Example to train a Document Extraction AI#

1. Define your data model#

First, you should draft a data model. This should look like the following.

img_10.png

You can use a software called Markmap which provides a handy and easy-to-use interface to create those charts. Have a look in the Appendix to access the Data Model Financial Accounting.

The data model above is very dense and consistent. This provides the option to extract 26 fields from three documents types: Invoices, Delivery Notes, and Payment Advices with just 12 Labels. To make this possible Konfuzio allows reusing Labels across Label Sets and Label Sets across Categories. In addition, it can extract multiple line items in Invoices or Delivery Notes and invoices from Payment Advices by defining only two Label Sets.

This data model will help to set up the project.

2. Project Set-up#

  1. Register

  2. Create a Project

  3. Add the Document Categories as defined in the data model.

  4. Add the Label Sets as defined in the data model.

  5. Add the Labels as defined in the data model.

3. Add documents#

  1. Upload new Documents

  2. Add those documents to the Status: Preparation

  3. If your Project contains more than one category, go to the list of Documents and assign the correct category.

4. Annotate Documents#

  1. Create Human annotations

  2. Add every 10th document to Status: Test documents all others add to Status: Training documents

5. Train Document AI#

  1. Train one Extraction AI per Category and Categorization AI for the project

  2. Wait for the E-Mails to arrive.

  3. Find the evaluation measured on the Test Documents by clicking on the Extraction AI.

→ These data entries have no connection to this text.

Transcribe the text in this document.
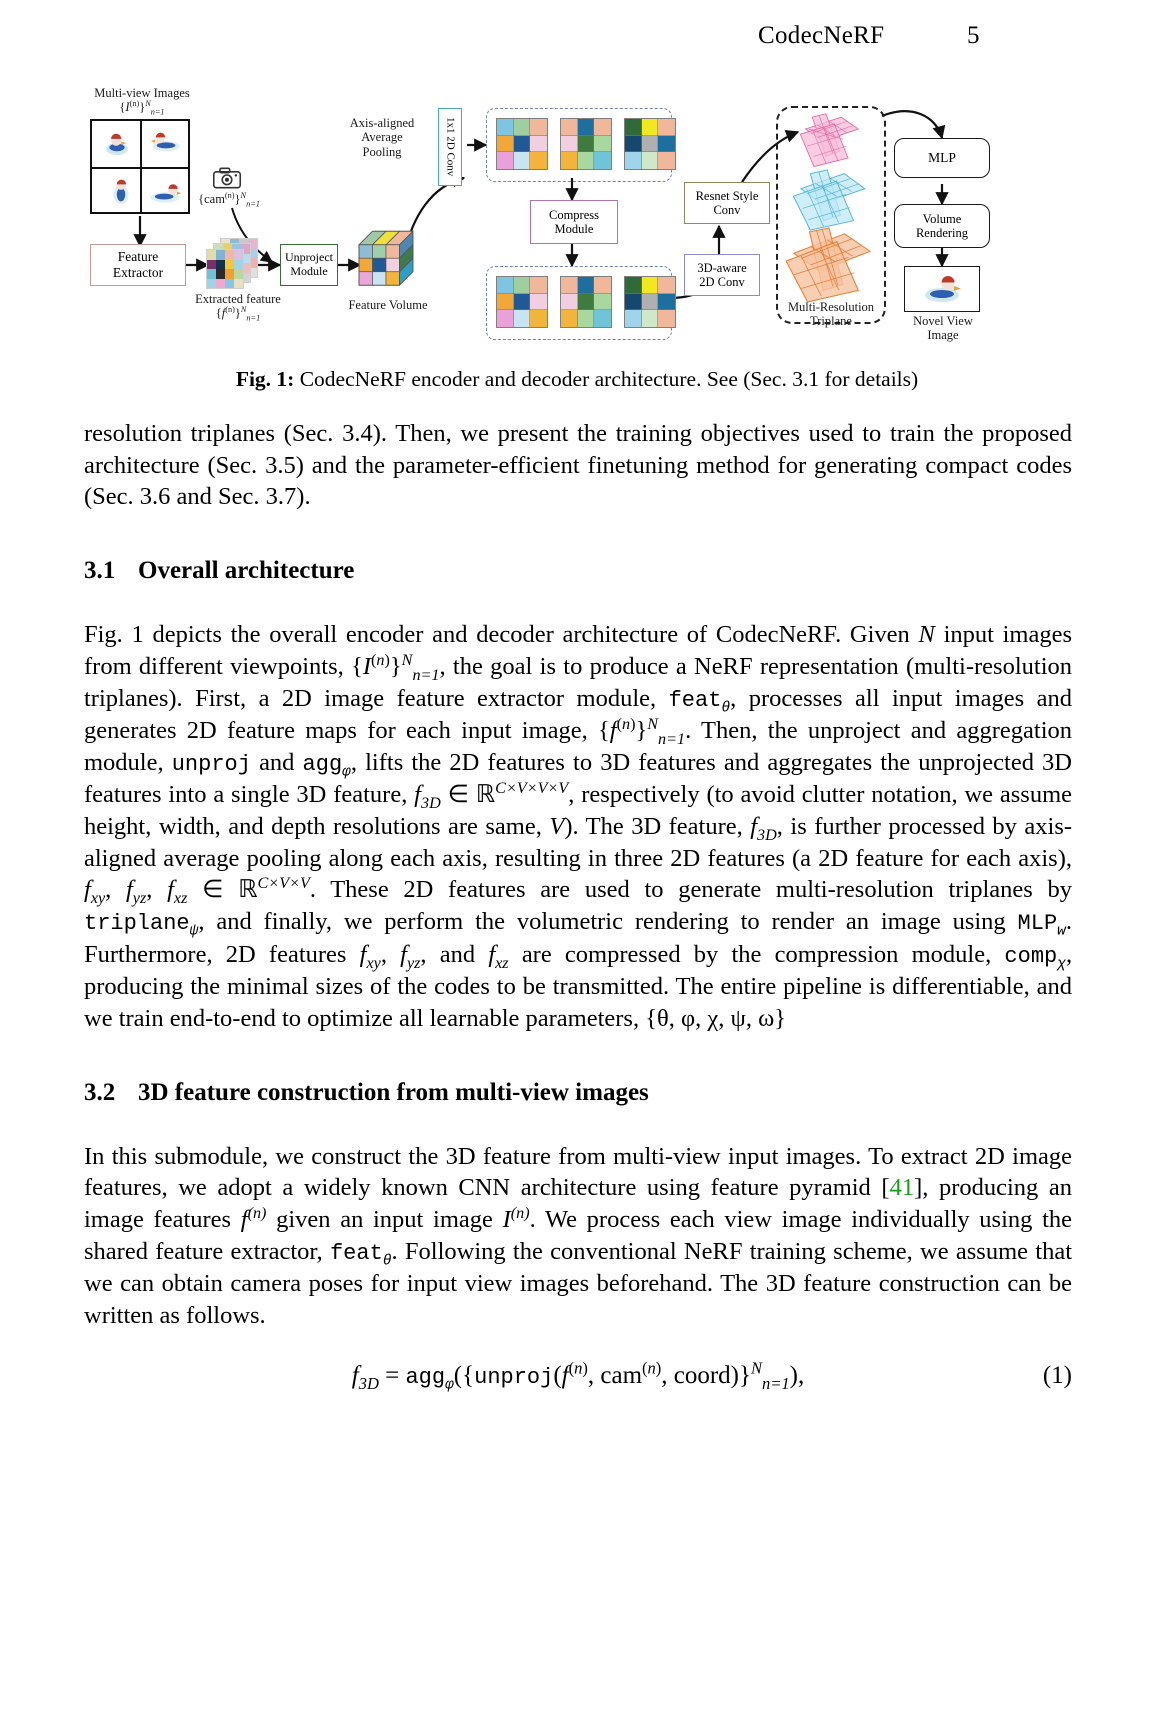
CodecNeRF	5
Multi-view Images $\{I^{(n)}\}^N_{n=1}$
$\{cam^{(n)}\}^N_{n=1}$
Feature
Extractor
Extracted feature
$\{f^{(n)}\}^N_{n=1}$
Unproject
Module
Feature Volume
Axis-aligned
Average
Pooling	1x1 2D Conv
Compress
Module
Resnet Style
Conv
3D-aware
2D Conv
Multi-Resolution
Triplane
MLP
Volume
Rendering
Novel View
Image
Fig. 1: CodecNeRF encoder and decoder architecture. See (Sec. 3.1 for details)

resolution triplanes (Sec. 3.4). Then, we present the training objectives used to train the proposed architecture (Sec. 3.5) and the parameter-efficient finetuning method for generating compact codes (Sec. 3.6 and Sec. 3.7).

3.1 Overall architecture

Fig. 1 depicts the overall encoder and decoder architecture of CodecNeRF. Given N input images from different viewpoints, $\{I^{(n)}\}^N_{n=1}$, the goal is to produce a NeRF representation (multi-resolution triplanes). First, a 2D image feature extractor module, feat$_\theta$, processes all input images and generates 2D feature maps for each input image, $\{f^{(n)}\}^N_{n=1}$. Then, the unproject and aggregation module, unproj and agg$_\varphi$, lifts the 2D features to 3D features and aggregates the unprojected 3D features into a single 3D feature, $f_{3D}$ ∈ ℝ$^{C\times V\times V\times V}$, respectively (to avoid clutter notation, we assume height, width, and depth resolutions are same, V). The 3D feature, $f_{3D}$, is further processed by axis-aligned average pooling along each axis, resulting in three 2D features (a 2D feature for each axis), $f_{xy}$, $f_{yz}$, $f_{xz}$ ∈ ℝ$^{C\times V\times V}$. These 2D features are used to generate multi-resolution triplanes by triplane$_\psi$, and finally, we perform the volumetric rendering to render an image using $MLP_w$. Furthermore, 2D features $f_{xy}$, $f_{yz}$, and $f_{xz}$ are compressed by the compression module, comp$_\chi$, producing the minimal sizes of the codes to be transmitted. The entire pipeline is differentiable, and we train end-to-end to optimize all learnable parameters, {θ, φ, χ, ψ, ω}

3.2 3D feature construction from multi-view images

In this submodule, we construct the 3D feature from multi-view input images. To extract 2D image features, we adopt a widely known CNN architecture using feature pyramid [41], producing an image features $f^{(n)}$ given an input image $I^{(n)}$. We process each view image individually using the shared feature extractor, feat$_\theta$. Following the conventional NeRF training scheme, we assume that we can obtain camera poses for input view images beforehand. The 3D feature construction can be written as follows.

$f_{3D}$ = $agg_\varphi(\{unproj(f^{(n)}$, cam$^{(n)}$, coord)}$^N_{n=1}$),	(1)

  4. Use the Integrations & API

  5. Continuously Retrain Extraction AI or Retrain categorization AI.

Appendix#

Data Model Financial Accounting#

Copy the following text to create replicate the chart. img_9.png

# Project: Financial Accounting

## Category 1: Invoice

## Label Set 1: Debtor

- Label 1: Company Name
- Label 2: Street
- Label 3: House Number
- Label 4: CIP Code
- Label 5: Place

## Label Set 2: Item

- Label 6: Description
- Label 7: Unit Price
- Label 8: Total Price
- Label 9: Quantity

## Category 2: Delivery Note

## Label Set 3: Vendor

- Label 1: Company Name
- Label 2: Street
- Label 3: House Number
- Label 4: CIP Code
- Label 5: Place

## Label Set 2: Item

- Label 6: Description
- Label 7: Unit Price
- Label 8: Total Price
- Label 9: Quantity

## Category 3: Payment Advice

## Label Set 1: Debtor

- Label 1: Company Name
- Label 2: Street
- Label 3: House Number
- Label 4: CIP Code
- Label 5: Place

## Label Set 3: Invoice as a line item

- Label 10: Number
- Label 11: Date
- Label 12: Total Amount